令和6年度少年の主張コンクール発表作文紹介(優良賞)
2024/09/26
『配慮と差別の境界線』
 田布施町立田布施中学校 3年 山本 小春

 私はアセクシャル、無性愛と呼ばれるセクシュアリティをもっている。
 近年、LGBTQ+の言葉や理解が深まったことにより、私のような珍しいセクシュアリティへの偏見が少なくなっている。そして偏見が少なくなるだけでなく、それを個性として認めてくれるようになった。
 だが、最近これらが認められるようになり、ある問題が表に出てきた。それは、配慮と差別の境界線をどうするかという問題だ。
 私は以前、好きな人について聞かれたことがあった。その時は、この質問には特別何とも思わなかったのだが、別の友人に「小春は少し考え方が違うから話変えよう」と言われたことがあった。私は、このセリフがどうにも頭から消えなかった。その友人も、私のことを思って話を変えてくれたこともわかっていたのだがどうしても、消えなかった。
 そんなとき、「ポリティカルコレクトネス」のやりすぎが問題とされていることを知った。私はこの問題を知ったとき自分と同じようなことで悩んでいる人がいるのだと初めて学んだ。「ポリティカルコレクトネス」「ポリコレ」とは性のことに限られたものではなく人種や年齢、障害の有無などによるマイノリティ・社会的弱者を守るものであるのだが、この「ポリコレ」というものに配慮しすぎており、最近ではその本来の目的が忘れられているように感じる。それは、インターネット上での炎上や映画などの作品群への表現の制限などだ。
 本来、人を守るためにある「ポリコレ」をインターネット上での攻撃として使ってもよいのだろうか。そして、「ポリコレ」によって表現を制限してしまっても良いのだろうかと思う。
 インターネット上では、「ポリコレ」への配慮ができていないと炎上したり、逆に「ポリコレ」への配慮が難しいということで共感を呼んだり、とても線引きが困難な状態がある。そのため、インターネットというとても広い世界での「ポリコレ」に関するルールや常識を作りそれをたくさんの人で発信することができればそこからインターネット上だけではなく現実でも使えるものになると考える。

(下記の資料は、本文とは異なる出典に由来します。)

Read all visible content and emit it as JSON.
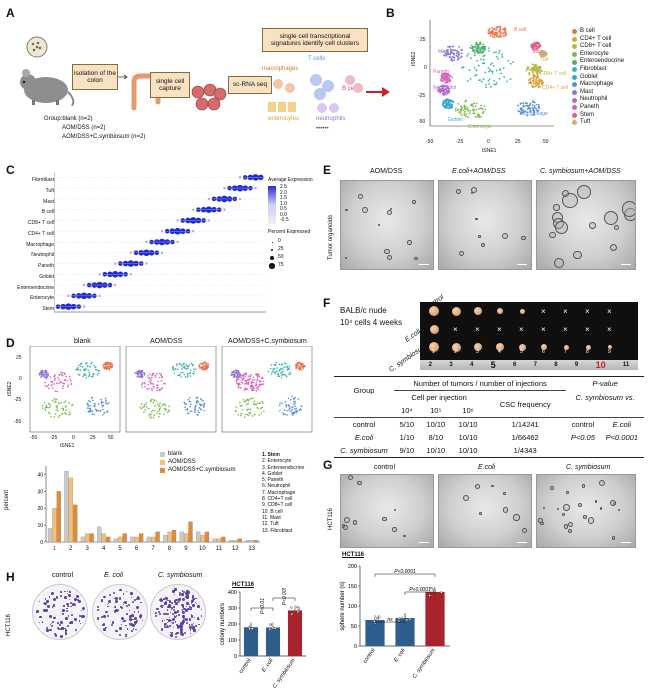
{
  "panels": {
    "a": "A",
    "b": "B",
    "c": "C",
    "d": "D",
    "e": "E",
    "f": "F",
    "g": "G",
    "h": "H"
  },
  "panel_a": {
    "steps": [
      "isolation of the colon",
      "single cell capture",
      "sc-RNA seq",
      "single cell transcriptional signatures identify cell clusters"
    ],
    "cell_labels": [
      "macrophages",
      "T cells",
      "B cells",
      "enterocytes",
      "neutrophils"
    ],
    "groups": [
      "Group:blank   (n=2)",
      "AOM/DSS (n=2)",
      "AOM/DSS+C.symbiosum (n=2)"
    ],
    "dots": "••••••"
  },
  "panel_b": {
    "xlabel": "tSNE1",
    "ylabel": "tSNE2",
    "xticks": [
      "-50",
      "-25",
      "0",
      "25",
      "50"
    ],
    "yticks": [
      "25",
      "0",
      "-25",
      "-50"
    ],
    "legend": [
      "B cell",
      "CD4+ T cell",
      "CD8+ T cell",
      "Enterocyte",
      "Enteroendocrine",
      "Fibroblast",
      "Goblet",
      "Macrophage",
      "Mast",
      "Neutrophil",
      "Paneth",
      "Stem",
      "Tuft"
    ],
    "colors": [
      "#e8734a",
      "#d9a441",
      "#b5b83a",
      "#7fb84a",
      "#48b06c",
      "#3fb3a6",
      "#3aa7c9",
      "#5b8fd6",
      "#8c77d6",
      "#b36ad0",
      "#d763b8",
      "#e0608a",
      "#c9b36a"
    ],
    "cluster_labels": [
      "Mast",
      "B cell",
      "Stem",
      "Tuft",
      "Paneth",
      "Neutrophil",
      "CD8+ T cell",
      "CD4+ T cell",
      "Macrophage",
      "Enterocyte",
      "Goblet"
    ]
  },
  "panel_c": {
    "rows": [
      "Fibroblast",
      "Tuft",
      "Mast",
      "B cell",
      "CD8+ T cell",
      "CD4+ T cell",
      "Macrophage",
      "Neutrophil",
      "Paneth",
      "Goblet",
      "Enteroendocrine",
      "Enterocyte",
      "Stem"
    ],
    "avg_expr_title": "Average Expression",
    "avg_expr_ticks": [
      "2.5",
      "2.0",
      "1.5",
      "1.0",
      "0.5",
      "0.0",
      "-0.5"
    ],
    "pct_title": "Percent Expressed",
    "pct_ticks": [
      "0",
      "25",
      "50",
      "75"
    ]
  },
  "panel_d": {
    "titles": [
      "blank",
      "AOM/DSS",
      "AOM/DSS+C.symbiosum"
    ],
    "xlabel": "tSNE1",
    "ylabel": "tSNE2",
    "xticks": [
      "-50",
      "-25",
      "0",
      "25",
      "50"
    ],
    "yticks": [
      "25",
      "0",
      "-25",
      "-50"
    ],
    "legend": [
      "blank",
      "AOM/DSS",
      "AOM/DSS+C.symbiosum"
    ],
    "legend_colors": [
      "#c9c9c9",
      "#f2c179",
      "#e08a3c"
    ],
    "bar_ylabel": "percent",
    "bar_yticks": [
      "40",
      "30",
      "20",
      "10",
      "5",
      "0"
    ],
    "cell_index": [
      "1. Stem",
      "2. Enterocyte",
      "3. Enteroendocrine",
      "4. Goblet",
      "5. Paneth",
      "6. Neutrophil",
      "7. Macrophage",
      "8. CD4+T cell",
      "9. CD8+T cell",
      "10. B cell",
      "11. Mast",
      "12. Tuft",
      "13. Fibroblast"
    ]
  },
  "chart_data": {
    "type": "bar",
    "categories": [
      "1",
      "2",
      "3",
      "4",
      "5",
      "6",
      "7",
      "8",
      "9",
      "10",
      "11",
      "12",
      "13"
    ],
    "series": [
      {
        "name": "blank",
        "values": [
          8,
          42,
          3,
          9,
          2,
          3,
          3,
          4,
          6,
          6,
          2,
          1,
          1
        ]
      },
      {
        "name": "AOM/DSS",
        "values": [
          20,
          38,
          5,
          5,
          3,
          3,
          3,
          6,
          5,
          4,
          2,
          1,
          1
        ]
      },
      {
        "name": "AOM/DSS+C.symbiosum",
        "values": [
          30,
          22,
          5,
          3,
          5,
          5,
          6,
          7,
          12,
          6,
          3,
          2,
          1
        ]
      }
    ],
    "ylabel": "percent",
    "ylim": [
      0,
      45
    ]
  },
  "panel_e": {
    "titles": [
      "AOM/DSS",
      "E.coli+AOM/DSS",
      "C. symbiosum+AOM/DSS"
    ],
    "side_label": "Tumor organoids"
  },
  "panel_f": {
    "mouse_label": "BALB/c nude",
    "cells_label": "10⁴ cells 4 weeks",
    "row_labels": [
      "control",
      "E.coli",
      "C. symbiosum"
    ],
    "ruler": [
      "2",
      "3",
      "4",
      "5",
      "6",
      "7",
      "8",
      "9",
      "10",
      "11"
    ],
    "tumor_numbers": [
      "1",
      "2",
      "3",
      "4",
      "5",
      "6",
      "7",
      "8",
      "9"
    ],
    "table_header_top": "Number of tumors / number of injections",
    "table_group": "Group",
    "table_cpi": "Cell per injection",
    "table_csc": "CSC frequency",
    "table_pvalue": "P-value",
    "table_pvalue_sub": "C. symbiosum vs.",
    "cols": [
      "10⁴",
      "10⁵",
      "10⁶"
    ],
    "pcols": [
      "control",
      "E.coli"
    ],
    "rows": [
      {
        "group": "control",
        "c1": "5/10",
        "c2": "10/10",
        "c3": "10/10",
        "csc": "1/14241",
        "p1": "control",
        "p2": "E.coli"
      },
      {
        "group": "E.coli",
        "c1": "1/10",
        "c2": "8/10",
        "c3": "10/10",
        "csc": "1/66462",
        "p1": "P<0.05",
        "p2": "P<0.0001"
      },
      {
        "group": "C. symbiosum",
        "c1": "9/10",
        "c2": "10/10",
        "c3": "10/10",
        "csc": "1/4343",
        "p1": "",
        "p2": ""
      }
    ]
  },
  "panel_g": {
    "titles": [
      "control",
      "E.coli",
      "C. symbiosum"
    ],
    "side_label": "HCT116",
    "chart_title": "HCT116",
    "ylabel": "sphere number (n)",
    "yticks": [
      "200",
      "150",
      "100",
      "50",
      "0"
    ],
    "xcats": [
      "control",
      "E. coli",
      "C. symbiosum"
    ],
    "sig": [
      "ns",
      "P<0.0001",
      "P<0.0001"
    ],
    "values": [
      65,
      70,
      135
    ],
    "colors": [
      "#2f5d8c",
      "#2f5d8c",
      "#a8232b"
    ]
  },
  "panel_h": {
    "titles": [
      "control",
      "E. coli",
      "C. symbiosum"
    ],
    "side_label": "HCT116",
    "chart_title": "HCT116",
    "ylabel": "colony numbers",
    "yticks": [
      "400",
      "300",
      "200",
      "100",
      "0"
    ],
    "xcats": [
      "control",
      "E. coli",
      "C. symbiosum"
    ],
    "sig": [
      "P<0.01",
      "P<0.005"
    ],
    "values": [
      180,
      178,
      285
    ],
    "colors": [
      "#2f5d8c",
      "#2f5d8c",
      "#a8232b"
    ]
  }
}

また、「ポリコレ」についてのルールや常識を作ることで、今よりもよりよい作品製作が行えるのではないだろうか。そして本当の意味での表現の自由がなされると思う。
 加えて、私が以前経験したように配慮したつもりであってもそれが別の意味や差別のように感じられることがある。その感じ方は、人によって違いが少なくとも生じてしまうため「ポリコレ」に関するルールや常識はより多くの人と話し合い、多くの変化を繰り返しながら決めていくものだと思う。
 だからこそ、たくさんの人が利用しているインターネットを使うことはこの問題にとって有効だ。
 このように、差別や偏見が順調に少なくなってきて、私のような珍しいセクシャリティをもつ人が生活しやすくなっている中、配慮と差別の線引きが難しくなってきている。
 そのため、私はインターネットを用いて、たくさんの人と話し合い、配慮と差別の違い、そして「ポリコレ」へのルールや常識をつくることによって「LGBTQ+」や「ポリコレ」などの発信をしやすくすると同時に今まで明確に決まったルールがなく手探りであっただろう映画などといった作品群がこれにより本当の意味での表現の自由になるのではないだろうか。
 そして、今まで「LGBTQ+」や「ポリコレ」といったものを自分は関係がないと思っていた人にも作品を通して知ってもらうことができるのではないだろうか。
 最後に、このように配慮と差別、そして、「ポリコレ」などのルールや常識ができ、どの立場にいる人であっても明るく楽しく過ごすことのできる未来がやって来ることを心から願っている。